No, eso era ridículo. Albrecht se encontraba a miles de kilómetros de distancia. Sin duda, en el Protectorado de la Tierra del Norte, sentado como un sapo viejo en el trono de Jacob Morningkill. Un trono que no le pertenecía.
¿Quién entonces?
Entonces reparó en algo que la niña había dicho.
—¿Todos estos años? —repitió sacudiendo la cabeza. Al darse cuenta de que ella no podía haber reparado en su gesto, se detuvo. Pero lo cierto era que no podía tener mucho más de siete años.
»¿Qué edad tienes, Sara?
La niña enderezó la espalda y se secó las lágrimas con el dorso de una mano mugrienta.
—Diecisiete —dijo, con una expresión que parecía desafiarlo a contradecirla.
A pesar de sí mismo, se rió en voz alta.
—¿Y tú me llamas
mentiroso
? No soy tan viejo como para haber olvidado el aspecto de una persona de diecisiete. Tú tienes siete como mucho.
Sara sacudió la cabeza con aire testarudo e hizo un ruido con la garganta que expresaba a las claras que él no sabía nada de nada.

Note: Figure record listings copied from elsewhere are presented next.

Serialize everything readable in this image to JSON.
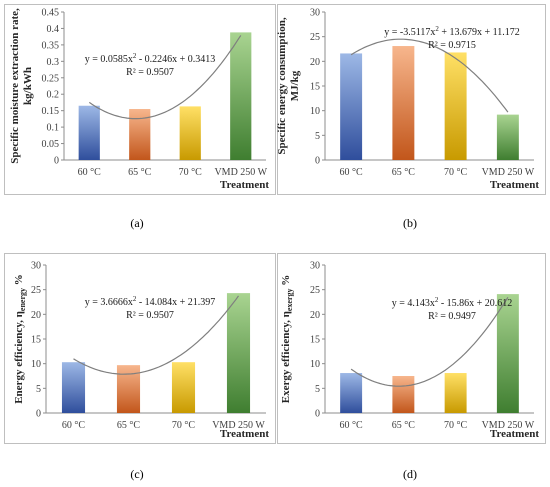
{
  "bar_gradients": [
    {
      "top": "#9DB8E6",
      "bottom": "#2F4E9C"
    },
    {
      "top": "#F7B68D",
      "bottom": "#C2561B"
    },
    {
      "top": "#FFE066",
      "bottom": "#C89A00"
    },
    {
      "top": "#A9D491",
      "bottom": "#3F7E30"
    }
  ],
  "trend_color": "#7F7F7F",
  "chart_data": [
    {
      "type": "bar",
      "panel_label": "(a)",
      "categories": [
        "60 °C",
        "65 °C",
        "70 °C",
        "VMD 250 W"
      ],
      "values": [
        0.165,
        0.155,
        0.163,
        0.388
      ],
      "xlabel": "Treatment",
      "ylabel_line1": "Specific moisture extraction rate,",
      "ylabel_line2": "kg/kWh",
      "ylim": [
        0,
        0.45
      ],
      "yticks": [
        0,
        0.05,
        0.1,
        0.15,
        0.2,
        0.25,
        0.3,
        0.35,
        0.4,
        0.45
      ],
      "ytick_labels": [
        "0",
        "0.05",
        "0.1",
        "0.15",
        "0.2",
        "0.25",
        "0.3",
        "0.35",
        "0.4",
        "0.45"
      ],
      "trendline": {
        "a": 0.0585,
        "b": -0.2246,
        "c": 0.3413
      },
      "equation": {
        "p1": "y = 0.0585x",
        "p2": " - 0.2246x + 0.3413"
      },
      "r2": "R² = 0.9507"
    },
    {
      "type": "bar",
      "panel_label": "(b)",
      "categories": [
        "60 °C",
        "65 °C",
        "70 °C",
        "VMD 250 W"
      ],
      "values": [
        21.6,
        23.1,
        21.8,
        9.2
      ],
      "xlabel": "Treatment",
      "ylabel_line1": "Specific energy consumption,",
      "ylabel_line2": "MJ/kg",
      "ylim": [
        0,
        30
      ],
      "yticks": [
        0,
        5,
        10,
        15,
        20,
        25,
        30
      ],
      "ytick_labels": [
        "0",
        "5",
        "10",
        "15",
        "20",
        "25",
        "30"
      ],
      "trendline": {
        "a": -3.5117,
        "b": 13.679,
        "c": 11.172
      },
      "equation": {
        "p1": "y = -3.5117x",
        "p2": " + 13.679x + 11.172"
      },
      "r2": "R² = 0.9715"
    },
    {
      "type": "bar",
      "panel_label": "(c)",
      "categories": [
        "60 °C",
        "65 °C",
        "70 °C",
        "VMD 250 W"
      ],
      "values": [
        10.3,
        9.7,
        10.3,
        24.3
      ],
      "xlabel": "Treatment",
      "ylabel_main": "Energy efficiency, η",
      "ylabel_sub": "energy",
      "ylabel_tail": " %",
      "ylim": [
        0,
        30
      ],
      "yticks": [
        0,
        5,
        10,
        15,
        20,
        25,
        30
      ],
      "ytick_labels": [
        "0",
        "5",
        "10",
        "15",
        "20",
        "25",
        "30"
      ],
      "trendline": {
        "a": 3.6666,
        "b": -14.084,
        "c": 21.397
      },
      "equation": {
        "p1": "y = 3.6666x",
        "p2": " - 14.084x + 21.397"
      },
      "r2": "R² = 0.9507"
    },
    {
      "type": "bar",
      "panel_label": "(d)",
      "categories": [
        "60 °C",
        "65 °C",
        "70 °C",
        "VMD 250 W"
      ],
      "values": [
        8.1,
        7.5,
        8.1,
        24.1
      ],
      "xlabel": "Treatment",
      "ylabel_main": "Exergy efficiency, η",
      "ylabel_sub": "exergy",
      "ylabel_tail": " %",
      "ylim": [
        0,
        30
      ],
      "yticks": [
        0,
        5,
        10,
        15,
        20,
        25,
        30
      ],
      "ytick_labels": [
        "0",
        "5",
        "10",
        "15",
        "20",
        "25",
        "30"
      ],
      "trendline": {
        "a": 4.143,
        "b": -15.86,
        "c": 20.612
      },
      "equation": {
        "p1": "y = 4.143x",
        "p2": " - 15.86x + 20.612"
      },
      "r2": "R² = 0.9497"
    }
  ]
}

—Diecisiete —repitió, pero entonces cedió un poco—. Al menos según mis cuentas.
—¿En qué años naciste? —preguntó, tratando de pescarla.
—No lo cuento desde el año en que
nací
—dijo ella—. ¡Nadie recuerda el momento de su nacimiento! Lo cuento desde el momento en que llegué aquí. Y así son diecisiete.
—Muy bien. —Levantó las manos—. Concedido. ¿Puedes decirme al menos cómo has llegado hasta aquí? ¿Por dónde viniste?
Sin pararse siquiera un momento para pensarlo, Sara señaló a su izquierda.
—Es un camino tan bueno como otro cualquiera, supongo.
Alargó el brazo y le cogió la mano. Ella trató de resistirse pero Arkady se mantuvo firme.
—Ahora que he vuelto a encontrarte, no te dejaré marchar tan fácilmente.
—Puedo arreglármelas sola. —Se levantó—. Vamos, pues, si vas a venir.
Conducido por ella, se adentró más aún en la oscuridad del Templo Obscura. Arkady estaba impaciente por llegar a su destino pero se obligó a acomodar su paso al de Sara, que marchaba lenta y penosamente arrastrando los pies. Era algo demencial.
En su forma lupina hubiera podido avanzar corriendo y explorar en todas direcciones. Alejarse un momento y volver a su lado un centenar de veces. Pero no se apartó de ella.
—¿Estás segura de que es por aquí? —preguntó después de una eternidad de moroso avance por la oscuridad infinita.